Толстый том Виссариона Белинского, литературного критика девятнадцатого века, брат привез из Ленинграда, отдав за него последние деньги. Статьями его зачитывался, да и я, хотя и не всё понимая, находила в них нечто завораживающее. О них - Белинском, Чернышевском*, Добролюбове* - говорили нам и в школе, но больше не как о литературных полемистах прошлого века, а как о «буревестниках революции». И в какой-то мере учителя были правы, ибо именно Белинскому принадлежат слова: «Лучшее, что есть в жизни, так это - пир во время чумы. И террор».

«Что за морока всё копаться и копаться в себе? И хорошо ли это? Не знаю.
Вот и сегодня весь день томлюсь. И такое бывает часто - вдруг без причины станет весело или грустно. А когда грустно, то хочется крикнуть: «Скучно жить на этом свете, господа*»! И опустить глаза.

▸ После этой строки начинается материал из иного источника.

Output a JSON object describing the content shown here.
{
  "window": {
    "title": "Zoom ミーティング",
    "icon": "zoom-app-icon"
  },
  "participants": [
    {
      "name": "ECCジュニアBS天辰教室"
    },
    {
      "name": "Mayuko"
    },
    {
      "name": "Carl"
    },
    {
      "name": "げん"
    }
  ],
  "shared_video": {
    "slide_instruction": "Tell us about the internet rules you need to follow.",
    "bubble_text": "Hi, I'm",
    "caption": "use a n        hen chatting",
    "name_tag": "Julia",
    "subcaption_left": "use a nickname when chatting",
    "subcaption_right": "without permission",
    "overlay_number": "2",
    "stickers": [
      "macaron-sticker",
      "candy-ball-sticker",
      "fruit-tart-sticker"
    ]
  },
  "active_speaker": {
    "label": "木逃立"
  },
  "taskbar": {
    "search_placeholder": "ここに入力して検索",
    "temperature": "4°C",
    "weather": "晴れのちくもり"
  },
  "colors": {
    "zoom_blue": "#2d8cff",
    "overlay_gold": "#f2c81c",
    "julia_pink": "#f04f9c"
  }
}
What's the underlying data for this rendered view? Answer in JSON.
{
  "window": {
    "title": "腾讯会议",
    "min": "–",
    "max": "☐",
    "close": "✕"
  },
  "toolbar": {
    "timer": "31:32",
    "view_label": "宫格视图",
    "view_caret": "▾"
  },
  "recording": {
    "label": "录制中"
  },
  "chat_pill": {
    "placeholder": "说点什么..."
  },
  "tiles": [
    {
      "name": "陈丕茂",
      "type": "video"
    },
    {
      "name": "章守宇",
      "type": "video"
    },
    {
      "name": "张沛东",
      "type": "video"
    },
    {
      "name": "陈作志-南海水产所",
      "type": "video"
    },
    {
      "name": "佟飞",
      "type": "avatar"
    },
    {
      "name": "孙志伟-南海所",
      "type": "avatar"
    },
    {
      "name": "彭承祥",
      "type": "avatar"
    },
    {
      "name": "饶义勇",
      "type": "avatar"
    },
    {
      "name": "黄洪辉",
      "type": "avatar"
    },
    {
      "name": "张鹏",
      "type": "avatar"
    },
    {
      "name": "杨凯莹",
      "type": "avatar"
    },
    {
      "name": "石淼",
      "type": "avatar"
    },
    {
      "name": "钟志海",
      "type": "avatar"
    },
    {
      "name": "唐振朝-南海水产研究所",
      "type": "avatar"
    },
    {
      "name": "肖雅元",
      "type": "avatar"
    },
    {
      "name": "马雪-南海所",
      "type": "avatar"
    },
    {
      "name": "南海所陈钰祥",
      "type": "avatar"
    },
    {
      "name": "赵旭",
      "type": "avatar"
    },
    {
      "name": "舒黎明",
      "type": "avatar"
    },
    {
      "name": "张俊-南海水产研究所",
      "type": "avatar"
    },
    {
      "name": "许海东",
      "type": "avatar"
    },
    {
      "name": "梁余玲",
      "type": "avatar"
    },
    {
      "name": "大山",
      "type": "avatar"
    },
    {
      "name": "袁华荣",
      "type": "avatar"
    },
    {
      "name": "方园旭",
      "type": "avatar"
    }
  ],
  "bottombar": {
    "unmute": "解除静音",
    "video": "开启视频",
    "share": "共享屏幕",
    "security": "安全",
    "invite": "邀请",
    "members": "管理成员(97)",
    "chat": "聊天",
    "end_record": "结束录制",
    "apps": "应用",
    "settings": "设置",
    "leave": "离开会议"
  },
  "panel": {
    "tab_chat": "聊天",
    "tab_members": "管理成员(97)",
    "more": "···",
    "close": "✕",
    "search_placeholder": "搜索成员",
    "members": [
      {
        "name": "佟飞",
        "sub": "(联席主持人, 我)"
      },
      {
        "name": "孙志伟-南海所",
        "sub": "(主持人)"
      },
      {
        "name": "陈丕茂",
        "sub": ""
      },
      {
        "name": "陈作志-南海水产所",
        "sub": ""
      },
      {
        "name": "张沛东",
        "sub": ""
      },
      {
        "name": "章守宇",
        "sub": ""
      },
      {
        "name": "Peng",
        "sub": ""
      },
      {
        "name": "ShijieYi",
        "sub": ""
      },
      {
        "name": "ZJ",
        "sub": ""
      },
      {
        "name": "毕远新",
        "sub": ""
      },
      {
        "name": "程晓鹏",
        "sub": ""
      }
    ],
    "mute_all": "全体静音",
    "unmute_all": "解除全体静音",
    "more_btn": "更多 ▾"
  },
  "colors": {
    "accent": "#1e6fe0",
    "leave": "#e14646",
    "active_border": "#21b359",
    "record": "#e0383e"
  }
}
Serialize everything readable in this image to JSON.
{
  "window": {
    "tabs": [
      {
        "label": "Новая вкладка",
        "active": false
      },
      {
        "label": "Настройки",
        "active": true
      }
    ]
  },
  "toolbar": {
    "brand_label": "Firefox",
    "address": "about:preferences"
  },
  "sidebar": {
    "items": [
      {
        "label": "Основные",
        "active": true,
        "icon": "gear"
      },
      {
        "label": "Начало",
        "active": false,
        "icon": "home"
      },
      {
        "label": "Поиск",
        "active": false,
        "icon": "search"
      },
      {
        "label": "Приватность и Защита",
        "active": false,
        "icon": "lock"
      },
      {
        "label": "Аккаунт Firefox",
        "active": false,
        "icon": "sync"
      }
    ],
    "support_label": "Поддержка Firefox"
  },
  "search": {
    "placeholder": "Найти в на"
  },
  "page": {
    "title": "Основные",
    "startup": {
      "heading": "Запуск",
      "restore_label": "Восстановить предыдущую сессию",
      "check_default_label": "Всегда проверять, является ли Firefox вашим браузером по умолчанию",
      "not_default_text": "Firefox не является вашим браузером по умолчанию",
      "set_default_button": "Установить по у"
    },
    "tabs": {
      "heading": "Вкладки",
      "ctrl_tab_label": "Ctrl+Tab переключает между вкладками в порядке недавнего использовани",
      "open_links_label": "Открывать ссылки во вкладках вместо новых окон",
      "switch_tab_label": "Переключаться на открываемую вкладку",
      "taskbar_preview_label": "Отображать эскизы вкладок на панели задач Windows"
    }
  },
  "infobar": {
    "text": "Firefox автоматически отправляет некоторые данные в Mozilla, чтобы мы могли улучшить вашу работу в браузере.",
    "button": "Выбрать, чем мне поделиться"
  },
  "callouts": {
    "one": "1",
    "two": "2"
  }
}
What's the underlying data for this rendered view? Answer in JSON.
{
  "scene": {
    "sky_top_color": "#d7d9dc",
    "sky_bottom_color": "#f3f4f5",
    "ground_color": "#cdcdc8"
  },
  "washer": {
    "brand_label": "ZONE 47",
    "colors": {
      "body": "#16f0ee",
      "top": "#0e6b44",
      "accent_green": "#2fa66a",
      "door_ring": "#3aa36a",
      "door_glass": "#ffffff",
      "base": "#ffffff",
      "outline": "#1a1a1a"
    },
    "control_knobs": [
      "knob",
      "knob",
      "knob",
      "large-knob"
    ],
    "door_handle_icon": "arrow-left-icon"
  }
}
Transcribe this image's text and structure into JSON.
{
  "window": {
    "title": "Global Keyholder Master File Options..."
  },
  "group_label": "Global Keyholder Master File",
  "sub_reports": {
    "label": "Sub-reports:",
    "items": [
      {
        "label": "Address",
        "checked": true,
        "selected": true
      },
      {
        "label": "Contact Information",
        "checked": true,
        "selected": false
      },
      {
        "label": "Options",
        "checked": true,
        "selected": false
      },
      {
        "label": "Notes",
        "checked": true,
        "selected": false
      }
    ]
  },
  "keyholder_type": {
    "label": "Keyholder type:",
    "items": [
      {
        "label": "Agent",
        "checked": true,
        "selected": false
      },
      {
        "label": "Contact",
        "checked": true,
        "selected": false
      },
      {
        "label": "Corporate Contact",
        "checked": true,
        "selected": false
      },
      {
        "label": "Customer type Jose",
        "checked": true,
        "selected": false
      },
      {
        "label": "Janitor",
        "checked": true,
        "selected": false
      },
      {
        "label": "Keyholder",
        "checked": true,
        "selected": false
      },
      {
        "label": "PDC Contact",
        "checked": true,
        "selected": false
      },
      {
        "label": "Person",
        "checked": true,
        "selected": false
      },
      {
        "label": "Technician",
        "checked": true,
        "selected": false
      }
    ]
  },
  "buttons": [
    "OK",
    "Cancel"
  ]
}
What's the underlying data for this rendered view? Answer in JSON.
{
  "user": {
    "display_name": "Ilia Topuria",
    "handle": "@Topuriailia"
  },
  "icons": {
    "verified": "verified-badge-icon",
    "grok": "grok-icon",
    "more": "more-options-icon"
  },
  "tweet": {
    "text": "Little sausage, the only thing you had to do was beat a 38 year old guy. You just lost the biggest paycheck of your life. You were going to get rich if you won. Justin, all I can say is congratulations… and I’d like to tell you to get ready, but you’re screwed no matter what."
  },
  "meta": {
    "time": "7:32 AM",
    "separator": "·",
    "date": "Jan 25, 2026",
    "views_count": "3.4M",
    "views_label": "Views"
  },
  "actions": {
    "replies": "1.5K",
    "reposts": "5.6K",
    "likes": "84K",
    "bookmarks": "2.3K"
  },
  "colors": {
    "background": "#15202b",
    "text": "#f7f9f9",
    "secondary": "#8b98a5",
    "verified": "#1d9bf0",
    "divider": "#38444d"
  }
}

И никого не видеть.
... Из записной книжки:
«Из отрубленного, высохшего куска дерева можно выточить какую угодно фигуру. Но уже не вырасти на том суке свежему листу, не раскрыться на нем пахучему цветку, как не согревай его весеннее солнце». Тургенев*. «Несколько слов о Тютчеве*».
... (Крупно, во весь листок): Сталин* умер?.. Сталин умер. Умер Сталин!»

Помню:
Нас, учеников, собрали в спортивном зале, и директор школы объявляет: «Перестало биться сердце нашего дорогого и любимого вождя…». Но вдруг закрывает лицо носовым платком, рыдает. Вокруг тоже раздаются всхлипы, а я стою и, опустив голову, пытаюсь под ладонями спрятать лицо, - может выдать! - ведь Сталин для нашей семьи был не «родным и любимым».
А недавно смотрела последнюю серию документального фильма «Лилиана Лунгина*. Послесловие», в котором она рассказывала, как с мужем из любопытства пошли они на похороны «вождя народов» и увидели, что над огромным скоплением людей висит непонятное облако - «словно испарение от колыхающихся в каком-то страшном ритме людей: шаг вперед, шаг назад…» Мистика всеобщего психоза. И в этот день было затоптано и раздавлено около четырёхсот человек! Так что, Сталин не только уничтожал людей в годы терроров, но и потащил их за собой в могилу.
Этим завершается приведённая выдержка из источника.